Hier soir au Centre Wallonie-Bruxelles Clémens citait Mallarmé évoquant la danseuse Loïe Fuller : « extatique impuissance à disparaître » (c’est dans Crayonné au théâtre).

Immobile mouvement, stase mouvementée : les oxymores désignent un vide que les mots ne peuvent emplir de substance logique : paradoxale nomination de l’in-nommable.

 

Les noms et les verbes (« extase », « impuissance », « disparaître ») sont trop chargés de significations fixes et positivées pour produire cette paradoxale désignation.

Mallarmé travaille en fait avec les préfixes : ex- (le saut, la sortie : l’instinct de ciel) ; im- (la négation : l’interdiction, l’implacable pesanteur) ; dis- (l’ouvert : le grand écart de la danseuse entre l’ex- et l’in- ; et la tension qui en résulte).

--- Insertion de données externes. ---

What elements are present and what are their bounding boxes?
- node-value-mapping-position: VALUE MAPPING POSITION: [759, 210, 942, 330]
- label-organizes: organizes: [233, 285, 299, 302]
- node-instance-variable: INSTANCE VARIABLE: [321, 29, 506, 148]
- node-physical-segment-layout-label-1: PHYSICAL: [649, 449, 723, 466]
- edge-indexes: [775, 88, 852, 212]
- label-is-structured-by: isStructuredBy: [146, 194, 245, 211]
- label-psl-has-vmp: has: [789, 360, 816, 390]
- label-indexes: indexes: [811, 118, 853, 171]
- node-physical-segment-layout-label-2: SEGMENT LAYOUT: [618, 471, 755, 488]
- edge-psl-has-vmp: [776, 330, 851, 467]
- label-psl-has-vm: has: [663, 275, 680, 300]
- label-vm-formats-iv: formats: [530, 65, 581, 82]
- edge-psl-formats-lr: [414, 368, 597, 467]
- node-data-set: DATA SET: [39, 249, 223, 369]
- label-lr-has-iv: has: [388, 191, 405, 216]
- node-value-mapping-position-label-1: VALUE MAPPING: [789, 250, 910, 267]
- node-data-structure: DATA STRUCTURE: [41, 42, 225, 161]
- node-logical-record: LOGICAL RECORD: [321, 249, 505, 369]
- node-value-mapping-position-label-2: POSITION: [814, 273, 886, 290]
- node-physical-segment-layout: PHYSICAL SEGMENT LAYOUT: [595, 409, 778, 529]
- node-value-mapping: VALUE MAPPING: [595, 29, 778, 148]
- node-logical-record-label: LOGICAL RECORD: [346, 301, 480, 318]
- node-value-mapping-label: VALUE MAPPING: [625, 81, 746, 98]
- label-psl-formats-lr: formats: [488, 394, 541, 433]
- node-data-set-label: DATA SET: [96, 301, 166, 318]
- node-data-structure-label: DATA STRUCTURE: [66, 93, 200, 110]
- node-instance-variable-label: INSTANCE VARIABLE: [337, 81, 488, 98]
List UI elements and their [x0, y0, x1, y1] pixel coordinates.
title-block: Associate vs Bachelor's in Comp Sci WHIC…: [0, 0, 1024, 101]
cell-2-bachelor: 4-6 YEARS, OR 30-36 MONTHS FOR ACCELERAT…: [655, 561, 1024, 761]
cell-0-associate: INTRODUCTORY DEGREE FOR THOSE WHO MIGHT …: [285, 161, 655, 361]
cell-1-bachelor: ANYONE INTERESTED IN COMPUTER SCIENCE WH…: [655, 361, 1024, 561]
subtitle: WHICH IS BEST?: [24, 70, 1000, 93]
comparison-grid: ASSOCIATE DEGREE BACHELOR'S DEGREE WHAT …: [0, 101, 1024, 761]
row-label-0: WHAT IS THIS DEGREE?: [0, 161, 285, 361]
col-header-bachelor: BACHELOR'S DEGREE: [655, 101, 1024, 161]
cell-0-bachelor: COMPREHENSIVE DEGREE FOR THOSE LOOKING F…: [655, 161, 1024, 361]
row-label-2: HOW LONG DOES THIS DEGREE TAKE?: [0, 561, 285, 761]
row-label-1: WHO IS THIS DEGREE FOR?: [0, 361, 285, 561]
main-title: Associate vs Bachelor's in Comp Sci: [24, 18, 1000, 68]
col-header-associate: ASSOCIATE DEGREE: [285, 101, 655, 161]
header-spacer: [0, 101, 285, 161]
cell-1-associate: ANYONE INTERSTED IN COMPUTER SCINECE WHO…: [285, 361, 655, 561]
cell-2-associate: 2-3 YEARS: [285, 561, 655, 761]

Aussi bien : l’être tenu par la chair à la terre et délivré d’elle par la parole — « immobile à grands pas » entre les deux.

 

Remarque (de l’ex-prof de lettres classiques !) : les préfixes latins sont aussi des prépositions (ex, in, ad, per). Celles-ci font effet avant (pré-) que ne se pose une signification articulée. En fait, ce sont des indications gestuelles, des recommandations muettes, les signaux du déplacement concret (sortir, entrer, s'orienter, passer, traverser..), des pictogrammes élémentaires, des flèches. Elles indiquent des axes, engagent à des mouvements dans l’espace physique, en puissance (mais seulement en puissance) de se fixer en figures symboliques (en unités de significations) et de faire discours (espace mental).